Japan: Politiker will löchrige Präservative an Jungverheiratete verteilen

Mit einem kontroversen Vorschlag zur Anhebung der Geburtenrate hat ein japanischer Politiker für einen Skandal gesorgt.

Der Vertreter der Gemeindeversammlung von Shinshiro, Tomonaga Osada, hatte während einer Sitzung im vergangenen Monat vorgeschlagen, löchrige Kondome an jungverheiratete Paare auszugeben, wie lokale Medien am Freitag berichteten. Zudem schlug er vor, heimische Jamswurzeln zu verteilen, die in Japan als sexuell anregend gelten. Im Rathaus gingen daraufhin empörte Anrufe ein.

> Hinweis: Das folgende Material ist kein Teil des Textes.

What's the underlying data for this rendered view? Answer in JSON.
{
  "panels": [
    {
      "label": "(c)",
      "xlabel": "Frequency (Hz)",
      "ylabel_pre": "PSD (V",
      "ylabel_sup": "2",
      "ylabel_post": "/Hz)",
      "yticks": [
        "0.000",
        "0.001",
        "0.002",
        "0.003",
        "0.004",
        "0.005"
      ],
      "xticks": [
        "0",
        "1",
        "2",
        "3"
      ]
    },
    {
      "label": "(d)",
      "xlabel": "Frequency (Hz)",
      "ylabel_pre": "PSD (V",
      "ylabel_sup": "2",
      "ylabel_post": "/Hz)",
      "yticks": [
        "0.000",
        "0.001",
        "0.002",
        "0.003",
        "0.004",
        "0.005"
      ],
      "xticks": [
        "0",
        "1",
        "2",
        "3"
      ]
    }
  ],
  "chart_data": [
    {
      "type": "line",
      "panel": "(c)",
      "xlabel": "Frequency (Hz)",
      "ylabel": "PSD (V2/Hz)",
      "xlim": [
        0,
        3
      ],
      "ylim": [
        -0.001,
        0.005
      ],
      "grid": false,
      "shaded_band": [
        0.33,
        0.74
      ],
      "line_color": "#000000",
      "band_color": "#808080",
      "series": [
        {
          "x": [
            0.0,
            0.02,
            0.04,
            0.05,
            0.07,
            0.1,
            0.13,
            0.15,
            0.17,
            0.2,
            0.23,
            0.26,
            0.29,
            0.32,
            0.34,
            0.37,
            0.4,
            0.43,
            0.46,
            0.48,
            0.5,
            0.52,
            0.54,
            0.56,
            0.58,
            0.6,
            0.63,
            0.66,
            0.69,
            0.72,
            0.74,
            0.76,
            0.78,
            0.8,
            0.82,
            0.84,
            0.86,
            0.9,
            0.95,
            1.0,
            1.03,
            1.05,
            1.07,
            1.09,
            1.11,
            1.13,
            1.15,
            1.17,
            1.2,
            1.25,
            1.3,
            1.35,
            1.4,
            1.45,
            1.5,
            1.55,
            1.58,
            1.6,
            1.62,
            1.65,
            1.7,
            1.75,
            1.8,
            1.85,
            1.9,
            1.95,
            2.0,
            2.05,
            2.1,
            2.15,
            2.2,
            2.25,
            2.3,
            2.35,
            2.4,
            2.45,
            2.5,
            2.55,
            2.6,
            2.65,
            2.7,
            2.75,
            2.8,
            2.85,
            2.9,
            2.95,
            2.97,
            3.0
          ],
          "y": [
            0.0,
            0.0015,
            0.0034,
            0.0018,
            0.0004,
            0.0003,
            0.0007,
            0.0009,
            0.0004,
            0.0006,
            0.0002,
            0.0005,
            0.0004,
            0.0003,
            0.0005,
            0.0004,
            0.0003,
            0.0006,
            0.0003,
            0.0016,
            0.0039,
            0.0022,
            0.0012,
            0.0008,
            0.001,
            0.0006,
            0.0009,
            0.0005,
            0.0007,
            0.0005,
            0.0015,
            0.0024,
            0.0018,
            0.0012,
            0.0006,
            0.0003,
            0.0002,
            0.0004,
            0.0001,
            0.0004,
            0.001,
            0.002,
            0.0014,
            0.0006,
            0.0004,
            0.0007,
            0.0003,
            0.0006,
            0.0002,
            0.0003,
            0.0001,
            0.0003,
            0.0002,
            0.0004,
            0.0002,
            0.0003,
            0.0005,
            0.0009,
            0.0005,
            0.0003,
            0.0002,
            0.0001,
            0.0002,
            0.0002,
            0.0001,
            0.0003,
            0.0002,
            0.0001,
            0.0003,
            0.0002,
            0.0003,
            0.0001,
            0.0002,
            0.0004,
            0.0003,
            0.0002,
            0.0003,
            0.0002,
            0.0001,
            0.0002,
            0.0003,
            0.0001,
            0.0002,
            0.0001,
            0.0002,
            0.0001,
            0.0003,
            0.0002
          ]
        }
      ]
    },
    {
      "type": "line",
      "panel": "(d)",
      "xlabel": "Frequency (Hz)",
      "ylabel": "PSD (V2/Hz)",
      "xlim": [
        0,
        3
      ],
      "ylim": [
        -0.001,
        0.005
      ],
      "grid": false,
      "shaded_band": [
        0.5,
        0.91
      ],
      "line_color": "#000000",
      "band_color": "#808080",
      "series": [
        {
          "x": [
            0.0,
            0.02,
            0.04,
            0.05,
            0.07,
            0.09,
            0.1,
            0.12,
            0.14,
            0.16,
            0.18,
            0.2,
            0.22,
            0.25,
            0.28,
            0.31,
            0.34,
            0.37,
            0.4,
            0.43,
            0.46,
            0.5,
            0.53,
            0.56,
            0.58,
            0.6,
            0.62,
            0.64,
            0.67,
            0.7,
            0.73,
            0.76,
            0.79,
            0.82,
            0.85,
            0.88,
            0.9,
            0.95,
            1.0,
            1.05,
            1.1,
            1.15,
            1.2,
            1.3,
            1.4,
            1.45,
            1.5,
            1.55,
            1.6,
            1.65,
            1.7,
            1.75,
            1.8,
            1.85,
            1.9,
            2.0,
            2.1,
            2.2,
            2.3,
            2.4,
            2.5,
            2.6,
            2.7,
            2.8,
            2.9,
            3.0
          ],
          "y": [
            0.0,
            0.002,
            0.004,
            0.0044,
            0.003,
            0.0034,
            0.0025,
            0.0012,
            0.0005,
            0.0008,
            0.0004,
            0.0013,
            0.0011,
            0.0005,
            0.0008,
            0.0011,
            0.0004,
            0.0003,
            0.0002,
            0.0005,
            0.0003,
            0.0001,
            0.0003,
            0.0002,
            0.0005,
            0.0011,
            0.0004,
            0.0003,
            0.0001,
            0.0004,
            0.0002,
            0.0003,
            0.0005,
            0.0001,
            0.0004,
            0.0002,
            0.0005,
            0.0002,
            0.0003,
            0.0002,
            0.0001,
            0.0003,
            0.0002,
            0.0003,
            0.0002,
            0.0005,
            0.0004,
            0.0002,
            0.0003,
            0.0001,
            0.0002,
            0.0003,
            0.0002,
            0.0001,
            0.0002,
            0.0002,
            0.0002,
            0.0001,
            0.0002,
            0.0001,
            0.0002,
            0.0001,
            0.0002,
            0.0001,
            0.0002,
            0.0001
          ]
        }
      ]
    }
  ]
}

In der Zeitung "Mainichi Shimbun" entschuldigte sich Osada für seinen "erbärmlichen" Vorschlag. Auf keinen Fall habe er damit kinderlose Paare kritisieren oder beleidigen wollen, sagte der 49-Jährige.

Erst im vergangenen Monat war eine Lokalpolitikerin in Tokio während einer Verwaltungssitzung wegen ihrer Kinderlosigkeit so heftig angegriffen worden, dass sie in Tränen ausbrach. Japan hat eine der niedrigsten Geburtenraten der Welt. Die Folgekosten der alternden Gesellschaft belasten Wirtschaft und Regierung des Landes gleichermaßen.